The rate of glycerol release was used to estimate the rate of triglyceride breakdown and was found to be higher in obese Zucker rats (43). Whereas adipose tissue may have contributed to the release of glycerol to some extent, without the stimulatory effect of catecholamines, the rate of triglyceride hydrolysis from fat cells would have been minimal (1). In the absence of insulin, a potent antilipolytic agent, the role of other cellular factors in the regulation of muscle triglyceride breakdown would have prevailed. Results obtained in exercising humans suggest that higher initial muscle triglyceride content is associated with an increased rate of hydrolysis of muscle triglycerides (44). In line with this, we observed a significant correlation between the rate of glycerol release and preperfusion muscle triglyceride content (r² = 0.41, P < 0.05).

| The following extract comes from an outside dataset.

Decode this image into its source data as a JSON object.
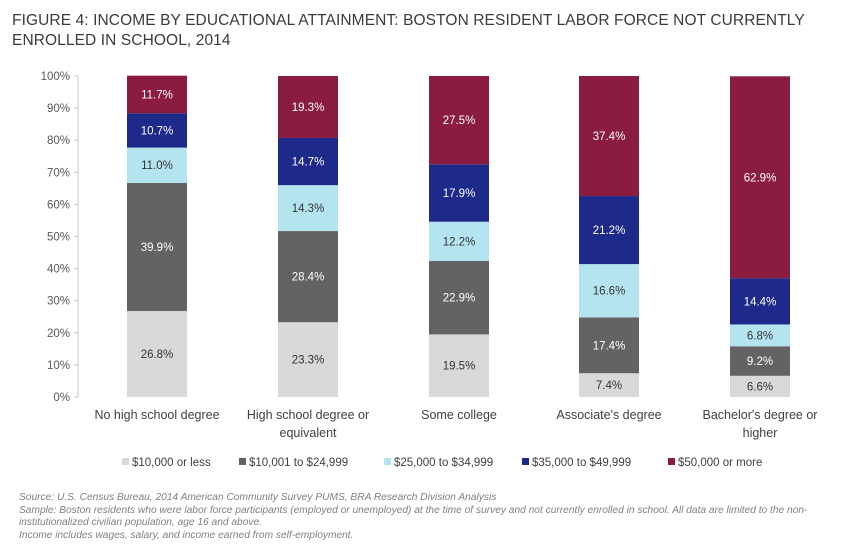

As shown by others, basal glucose uptake and lactate release were found to be lower and higher, respectively, in obese than in lean rats (2,45). It has been shown that the lower rate of basal glucose uptake in red and white muscles of obese Zucker rats is associated with a decrease in basal glucose transport (31). These results suggest that the glucose transport system is impaired by the presence of insulin resistance possibly via the inhibitory action of long-chain acyl-CoA on hexokinase (33). The increased rate of lactate release in insulin-resistant muscle could have been caused in part by a decreased efficiency of lactate removal (45). Because glycogen synthesis is a significant avenue of lactate removal in muscle (46) and because the regulation of glycogen synthesis is known to be impaired with insulin resistance (47), lactate removal may have been impaired in obese Zucker rats.

In summary, the present study has shown that muscle insulin resistance is associated with an increase in basal palmitate uptake but with no change in the relative contribution of FA to oxidative metabolism. The increase in palmitate uptake in insulin-resistant muscle was associated with an elevated content of muscle FABP_PM, a putative plasma membrane FA transporter. FA disposal to storage was altered in a fiber type–specific manner. Muscle triglyceride synthesis was found to be higher in red oxidative fibers, whereas palmitate incorporation into diglycerides was found to be higher in white glycolytic fibers. The rate of triglyceride hydrolysis was found to be higher in obese than in lean rats. These results support the notion that basal FA metabolism is altered in insulin-resistant muscle of obese Zucker rats.

The present study was supported by grants from the Zumberge Research and Innovation Fund of the University of Southern California, and the National Institute of Arthritis and Musculoskeletal and Skin Diseases (AR 45168).